We were taken to a very tatty ‘Gone with the Wind’ museum. No doubt fascinating for those interested in Southern belle dresses and old movie posters. Apparently those new to the phenomenon are termed Neophytes. Fans of the book and film are called ‘Windies’ – though I can think of a riper name. The souvenir says it all..
Officially Clark Gable, though it puts me in mind of Carlos Cortes
Later I joined Carol and Laura at a dreadful ‘English’ pub called Reggie’s. So many things wrong with it: potted palms, and pictures of Churchill and the Queen. Yup, can’t move for potted plants and portraits of Churchill and the Queen in pubs all over Britain. I read one fan of the pub extolling its virtues online: the sum total being it sold Whitbread Bitter. Dearie me. What made things worse was that Laura grossly over-tipped with money from the common kitty, which offended my Capricornian sensibilities.
But to make amends for a possibly sour judgement I did my research, refreshed and over a pint of beer. Not Whitbreads.
The city and surrounding area was built upon land purchased from the Cherokee and Creek in 1822, the first white settlement being ‘Decatur’ named in honour of Stephen Decatur – a naval commander, and the first American celebrated as a national military hero who had not played a role in the American Revolution.
He’d made his name from fighting Barbary pirates and thus I discovered the origin of those lines American marines will sing at the drop of a hat: ‘from the halls of Montezuma to the shores of Tripoli...’ That had always puzzled me. Mind, the Halls of Montezuma still does.
I wish we’d visited Decatur. I like how in the 1830’s it rejected the Western and Atlantic Railroad’s plans to make Decatur the southernmost stop on its railroad. Decatur had no taste for the noise and pollution, the hubbub being such a major terminus would involve. As a result the railroad founded a new city to the west and southwest of Decatur ie Atlanta.
It’s hard to feel too much for the travails of Scarlett O’Hara and the burning of Atlanta. Thirty years before that Atlanta’s founding fathers had been responsible for the forcible deportation of the Cherokee which killed 4000 Native Americans.

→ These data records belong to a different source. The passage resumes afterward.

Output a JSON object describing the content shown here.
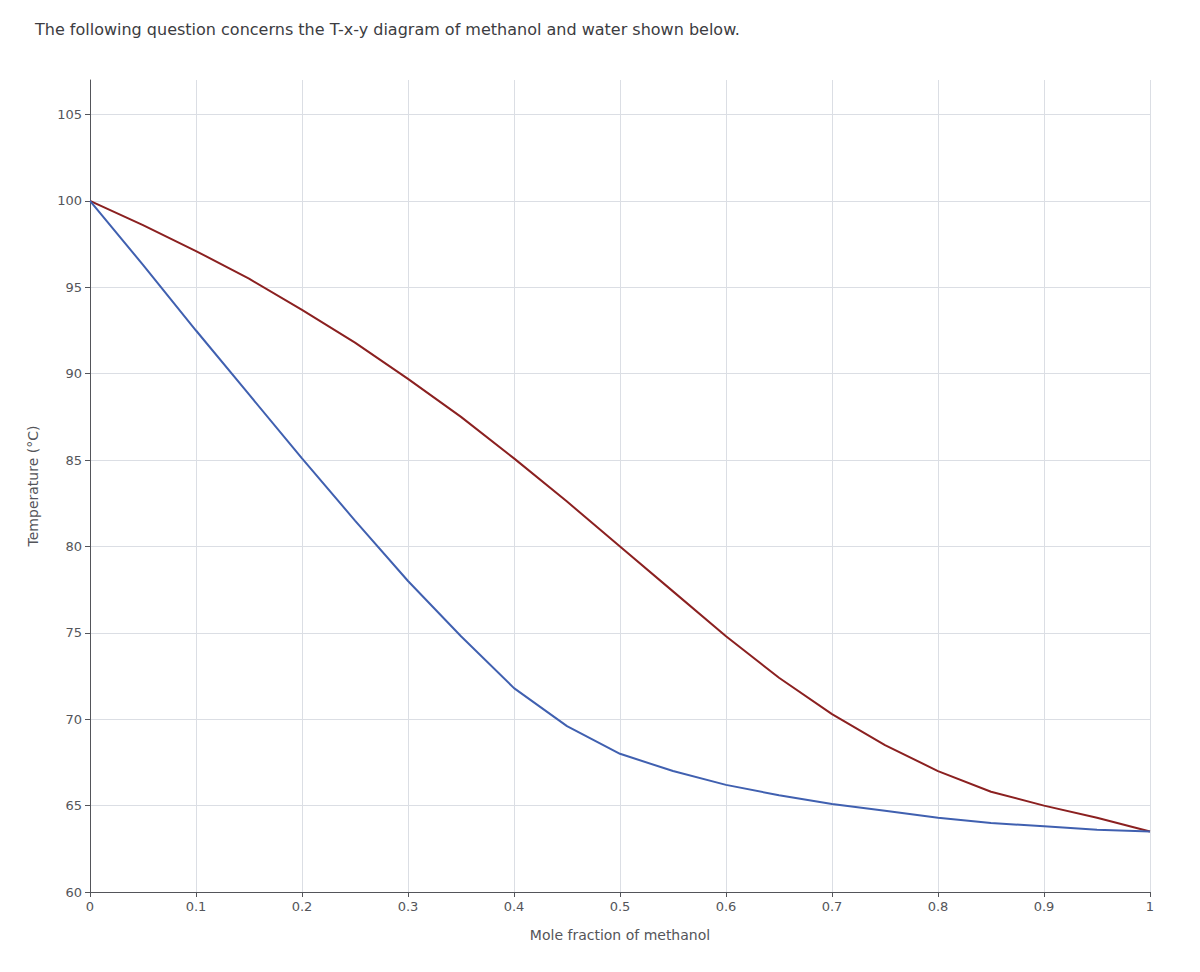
{
  "chart_data": {
    "type": "line",
    "title": "The following question concerns the T-x-y diagram of methanol and water shown below.",
    "xlabel": "Mole fraction of methanol",
    "ylabel": "Temperature (°C)",
    "x": [
      0.0,
      0.05,
      0.1,
      0.15,
      0.2,
      0.25,
      0.3,
      0.35,
      0.4,
      0.45,
      0.5,
      0.55,
      0.6,
      0.65,
      0.7,
      0.75,
      0.8,
      0.85,
      0.9,
      0.95,
      1.0
    ],
    "series": [
      {
        "color": "#8B2020",
        "values": [
          100.0,
          98.6,
          97.1,
          95.5,
          93.7,
          91.8,
          89.7,
          87.5,
          85.1,
          82.6,
          80.0,
          77.4,
          74.8,
          72.4,
          70.3,
          68.5,
          67.0,
          65.8,
          65.0,
          64.3,
          63.5
        ]
      },
      {
        "color": "#4060B0",
        "values": [
          100.0,
          96.3,
          92.5,
          88.8,
          85.1,
          81.5,
          78.0,
          74.8,
          71.8,
          69.6,
          68.0,
          67.0,
          66.2,
          65.6,
          65.1,
          64.7,
          64.3,
          64.0,
          63.8,
          63.6,
          63.5
        ]
      }
    ],
    "xlim": [
      0,
      1
    ],
    "ylim": [
      60,
      107
    ],
    "xticks": [
      0,
      0.1,
      0.2,
      0.3,
      0.4,
      0.5,
      0.6,
      0.7,
      0.8,
      0.9,
      1
    ],
    "yticks": [
      60,
      65,
      70,
      75,
      80,
      85,
      90,
      95,
      100,
      105
    ],
    "grid": true
  }
}
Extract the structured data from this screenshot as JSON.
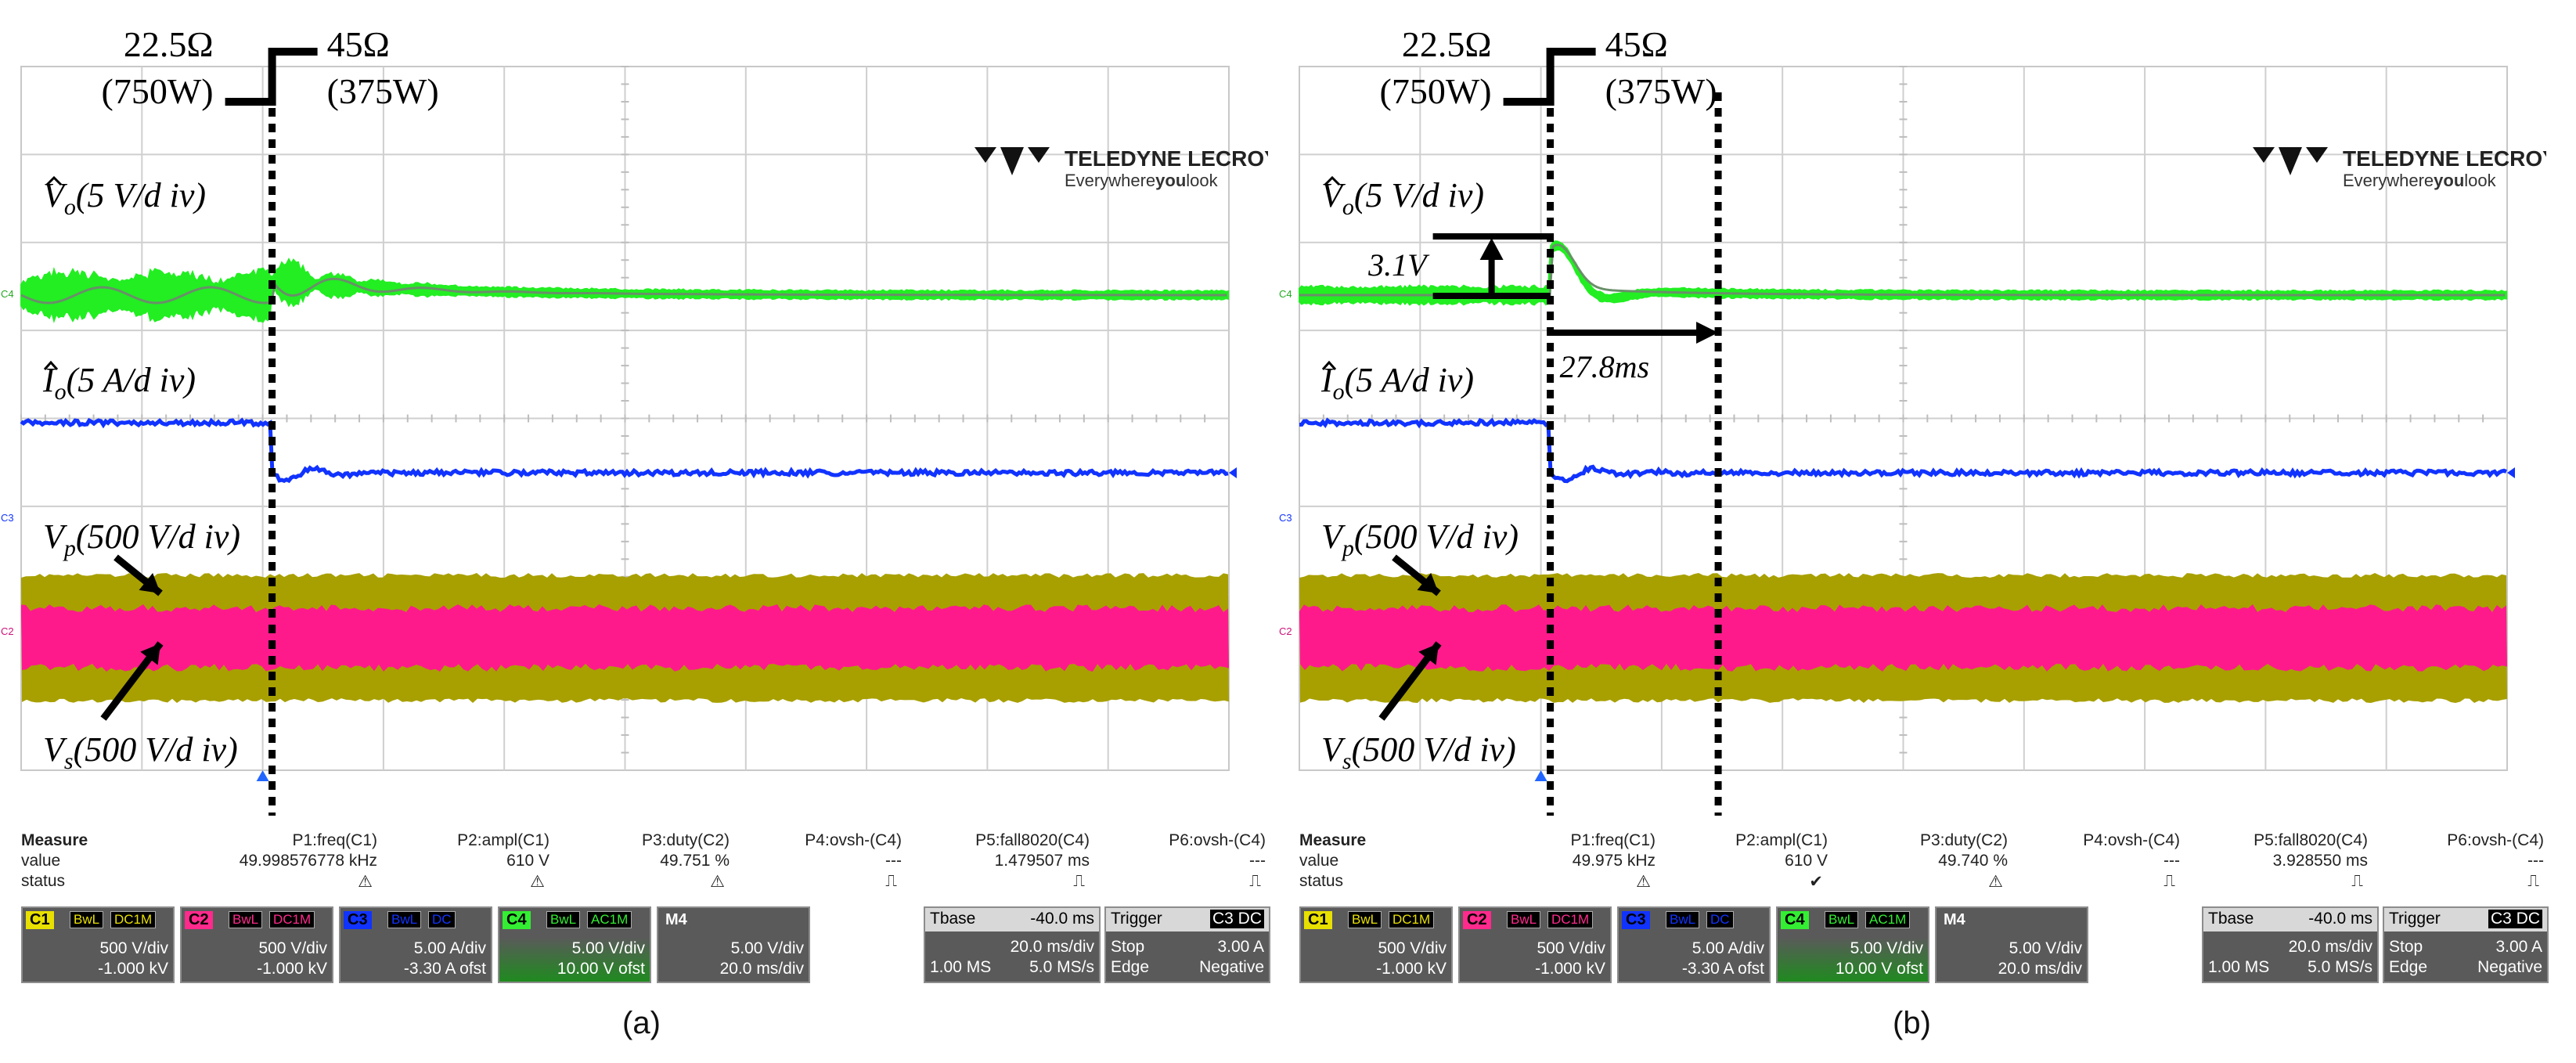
{
  "chart_data": [
    {
      "type": "line",
      "panel_label": "(a)",
      "scope_brand": "TELEDYNE LECROY",
      "scope_tagline_a": "Everywhere",
      "scope_tagline_b": "you",
      "scope_tagline_c": "look",
      "load_step": {
        "before_r": "22.5Ω",
        "before_p": "(750W)",
        "after_r": "45Ω",
        "after_p": "(375W)"
      },
      "time_axis": {
        "divisions": 10,
        "ms_per_div": 20,
        "step_at_ms": 40
      },
      "traces": [
        {
          "name": "Vo",
          "label_main": "V",
          "label_sub": "o",
          "scale": "(5 V/d iv)",
          "color": "#22ee22",
          "desc": "oscillation ~±1 div before step, decaying after"
        },
        {
          "name": "Io",
          "label_main": "I",
          "label_sub": "o",
          "scale": "(5 A/d iv)",
          "color": "#1133ff",
          "step_divs": -0.45
        },
        {
          "name": "Vp",
          "label_main": "V",
          "label_sub": "p",
          "scale": "(500 V/d iv)",
          "color": "#a8a000"
        },
        {
          "name": "Vs",
          "label_main": "V",
          "label_sub": "s",
          "scale": "(500 V/d iv)",
          "color": "#ff1a8c"
        }
      ],
      "annotations": [],
      "measure": {
        "title": "Measure",
        "row2": "value",
        "row3": "status",
        "headers": [
          "P1:freq(C1)",
          "P2:ampl(C1)",
          "P3:duty(C2)",
          "P4:ovsh-(C4)",
          "P5:fall8020(C4)",
          "P6:ovsh-(C4)"
        ],
        "values": [
          "49.998576778 kHz",
          "610 V",
          "49.751 %",
          "---",
          "1.479507 ms",
          "---"
        ],
        "status": [
          "⚠",
          "⚠",
          "⚠",
          "⎍",
          "⎍",
          "⎍"
        ]
      },
      "channels": [
        {
          "id": "C1",
          "color": "#e8e000",
          "cpl": [
            "BwL",
            "DC1M"
          ],
          "l1": "500 V/div",
          "l2": "-1.000 kV"
        },
        {
          "id": "C2",
          "color": "#ff2a8c",
          "cpl": [
            "BwL",
            "DC1M"
          ],
          "l1": "500 V/div",
          "l2": "-1.000 kV"
        },
        {
          "id": "C3",
          "color": "#1133ff",
          "cpl": [
            "BwL",
            "DC"
          ],
          "l1": "5.00 A/div",
          "l2": "-3.30 A ofst"
        },
        {
          "id": "C4",
          "color": "#33ee33",
          "cpl": [
            "BwL",
            "AC1M"
          ],
          "l1": "5.00 V/div",
          "l2": "10.00 V ofst"
        },
        {
          "id": "M4",
          "color": "#5a5a5a",
          "cpl": [],
          "l1": "5.00 V/div",
          "l2": "20.0 ms/div"
        }
      ],
      "timebase": {
        "hd_l": "Tbase",
        "hd_r": "-40.0 ms",
        "l1": "20.0 ms/div",
        "l2a": "1.00 MS",
        "l2b": "5.0 MS/s"
      },
      "trigger": {
        "hd_l": "Trigger",
        "hd_r": "C3 DC",
        "l1a": "Stop",
        "l1b": "3.00 A",
        "l2a": "Edge",
        "l2b": "Negative"
      }
    },
    {
      "type": "line",
      "panel_label": "(b)",
      "scope_brand": "TELEDYNE LECROY",
      "scope_tagline_a": "Everywhere",
      "scope_tagline_b": "you",
      "scope_tagline_c": "look",
      "load_step": {
        "before_r": "22.5Ω",
        "before_p": "(750W)",
        "after_r": "45Ω",
        "after_p": "(375W)"
      },
      "time_axis": {
        "divisions": 10,
        "ms_per_div": 20,
        "step_at_ms": 40
      },
      "traces": [
        {
          "name": "Vo",
          "label_main": "V",
          "label_sub": "o",
          "scale": "(5 V/d iv)",
          "color": "#22ee22",
          "desc": "small ripple, overshoot 3.1V at step, settles in 27.8ms"
        },
        {
          "name": "Io",
          "label_main": "I",
          "label_sub": "o",
          "scale": "(5 A/d iv)",
          "color": "#1133ff",
          "step_divs": -0.45
        },
        {
          "name": "Vp",
          "label_main": "V",
          "label_sub": "p",
          "scale": "(500 V/d iv)",
          "color": "#a8a000"
        },
        {
          "name": "Vs",
          "label_main": "V",
          "label_sub": "s",
          "scale": "(500 V/d iv)",
          "color": "#ff1a8c"
        }
      ],
      "annotations": [
        {
          "overshoot": "3.1V",
          "settling": "27.8ms"
        }
      ],
      "measure": {
        "title": "Measure",
        "row2": "value",
        "row3": "status",
        "headers": [
          "P1:freq(C1)",
          "P2:ampl(C1)",
          "P3:duty(C2)",
          "P4:ovsh-(C4)",
          "P5:fall8020(C4)",
          "P6:ovsh-(C4)"
        ],
        "values": [
          "49.975 kHz",
          "610 V",
          "49.740 %",
          "---",
          "3.928550 ms",
          "---"
        ],
        "status": [
          "⚠",
          "✔",
          "⚠",
          "⎍",
          "⎍",
          "⎍"
        ]
      },
      "channels": [
        {
          "id": "C1",
          "color": "#e8e000",
          "cpl": [
            "BwL",
            "DC1M"
          ],
          "l1": "500 V/div",
          "l2": "-1.000 kV"
        },
        {
          "id": "C2",
          "color": "#ff2a8c",
          "cpl": [
            "BwL",
            "DC1M"
          ],
          "l1": "500 V/div",
          "l2": "-1.000 kV"
        },
        {
          "id": "C3",
          "color": "#1133ff",
          "cpl": [
            "BwL",
            "DC"
          ],
          "l1": "5.00 A/div",
          "l2": "-3.30 A ofst"
        },
        {
          "id": "C4",
          "color": "#33ee33",
          "cpl": [
            "BwL",
            "AC1M"
          ],
          "l1": "5.00 V/div",
          "l2": "10.00 V ofst"
        },
        {
          "id": "M4",
          "color": "#5a5a5a",
          "cpl": [],
          "l1": "5.00 V/div",
          "l2": "20.0 ms/div"
        }
      ],
      "timebase": {
        "hd_l": "Tbase",
        "hd_r": "-40.0 ms",
        "l1": "20.0 ms/div",
        "l2a": "1.00 MS",
        "l2b": "5.0 MS/s"
      },
      "trigger": {
        "hd_l": "Trigger",
        "hd_r": "C3 DC",
        "l1a": "Stop",
        "l1b": "3.00 A",
        "l2a": "Edge",
        "l2b": "Negative"
      }
    }
  ]
}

Decatur, being the base camp for Sherman, presumably escaped the worst of the fire.
I think the last word should go to the eccentric suburb of Decatur:
Shallowford Road, which led to the Shallow Ford, has been renamed Clairmont Avenue, probably because it does not go to, from or past any place called Clairmont. Covington Road is now Sycamore Street, probably because it leads to Covington and has no Sycamores on it. Nelson's Ferry Road, named after the local family which ran the ferry at the Chattahoochee end of the road, has been named Ponce de Leon after a family prominent, before Castro, in Havana, Cuba.— Mitchell, Stephens, "A Tentative Reconstruction of the Decatur Town Map of 1823", Atlanta Historical Bulletin, No.30, p.8, 1965.